Crepe en Kralen (Crepe and Beads)
The first costume displays were created in Dutch museums around 1920. From that period onwards, the collections were also expanded more consciously; Some private individuals also started building costume collections. At the end of the 1960s, a striking new interest in fashion from the past and present grew. Collecting costumes became a true passion for Hans van Emmerik (1952), born and raised in Utrecht. He comes from a family in which, in recent generations, interests were divided between music and fashion.
His maternal grandmother had a children’s clothing workshop in Tolsteeg (Utrecht), which flourished, especially in the 1920s. Unfortunately, not a single piece from the quite large production has been preserved. Her photo albums were her grandson’s first introduction to clothing from years gone by, which prompted him to start looking for original copies. “As a teenager I bought a jabot for 7.50 guilders with my pocket money. Second-hand stores at the time were packed with dresses from the 1930s.

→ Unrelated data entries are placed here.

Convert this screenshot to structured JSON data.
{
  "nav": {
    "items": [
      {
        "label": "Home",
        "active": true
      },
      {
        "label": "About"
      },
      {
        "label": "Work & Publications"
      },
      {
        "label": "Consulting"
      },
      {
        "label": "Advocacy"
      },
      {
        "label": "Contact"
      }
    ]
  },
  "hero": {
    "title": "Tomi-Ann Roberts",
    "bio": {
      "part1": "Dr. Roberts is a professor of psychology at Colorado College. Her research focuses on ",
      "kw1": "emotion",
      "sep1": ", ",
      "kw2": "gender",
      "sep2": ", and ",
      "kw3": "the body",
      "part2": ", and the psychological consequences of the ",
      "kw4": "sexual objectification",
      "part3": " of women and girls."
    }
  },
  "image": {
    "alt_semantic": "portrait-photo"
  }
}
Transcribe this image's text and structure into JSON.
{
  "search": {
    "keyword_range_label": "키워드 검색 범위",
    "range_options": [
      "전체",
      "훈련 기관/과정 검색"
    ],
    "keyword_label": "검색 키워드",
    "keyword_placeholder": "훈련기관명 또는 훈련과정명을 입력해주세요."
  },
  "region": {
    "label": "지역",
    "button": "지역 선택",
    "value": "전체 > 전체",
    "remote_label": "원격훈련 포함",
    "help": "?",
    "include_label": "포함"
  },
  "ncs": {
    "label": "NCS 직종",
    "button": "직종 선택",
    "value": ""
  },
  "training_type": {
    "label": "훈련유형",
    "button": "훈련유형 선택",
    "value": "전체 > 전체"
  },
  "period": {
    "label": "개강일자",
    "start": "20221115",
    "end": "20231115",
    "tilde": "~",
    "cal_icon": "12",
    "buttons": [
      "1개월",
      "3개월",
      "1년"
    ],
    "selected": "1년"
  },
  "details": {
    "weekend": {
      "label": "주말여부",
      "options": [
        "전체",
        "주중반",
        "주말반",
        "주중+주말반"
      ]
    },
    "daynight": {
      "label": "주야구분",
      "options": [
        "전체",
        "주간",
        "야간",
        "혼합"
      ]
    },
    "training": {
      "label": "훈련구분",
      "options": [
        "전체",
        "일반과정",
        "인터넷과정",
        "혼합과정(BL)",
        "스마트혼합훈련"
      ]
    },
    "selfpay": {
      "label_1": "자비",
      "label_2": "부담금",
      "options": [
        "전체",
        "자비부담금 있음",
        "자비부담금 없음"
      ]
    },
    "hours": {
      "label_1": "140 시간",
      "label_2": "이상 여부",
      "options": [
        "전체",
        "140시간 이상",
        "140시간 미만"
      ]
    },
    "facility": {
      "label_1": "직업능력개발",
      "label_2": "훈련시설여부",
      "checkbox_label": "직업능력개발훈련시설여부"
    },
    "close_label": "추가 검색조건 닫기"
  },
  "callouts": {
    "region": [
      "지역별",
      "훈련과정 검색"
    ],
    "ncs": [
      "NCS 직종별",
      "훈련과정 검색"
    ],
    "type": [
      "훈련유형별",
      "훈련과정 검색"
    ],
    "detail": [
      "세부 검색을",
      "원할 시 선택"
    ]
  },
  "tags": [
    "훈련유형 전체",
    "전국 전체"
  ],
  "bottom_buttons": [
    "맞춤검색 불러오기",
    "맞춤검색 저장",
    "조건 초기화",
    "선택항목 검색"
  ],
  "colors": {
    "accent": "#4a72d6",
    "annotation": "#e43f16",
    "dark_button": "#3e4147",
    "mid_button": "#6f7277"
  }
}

It was the time when the first large buildings where families had lived for two hundred years were emptied,” says Van Emmerik in an interview with Georgette Koning (www.independentfashiondaily.com March 2012).
Van Emmerik specializes in fashion from 1900 to 1950, which was worn in the Netherlands by the upper class and wealthy families of The Hague and fashionable Twente textile baronesses who often shopped in Paris.
From December 13, 1980 to March 16, 1981, part of Van Emmerik’s collection was shown in the Centraal Museum.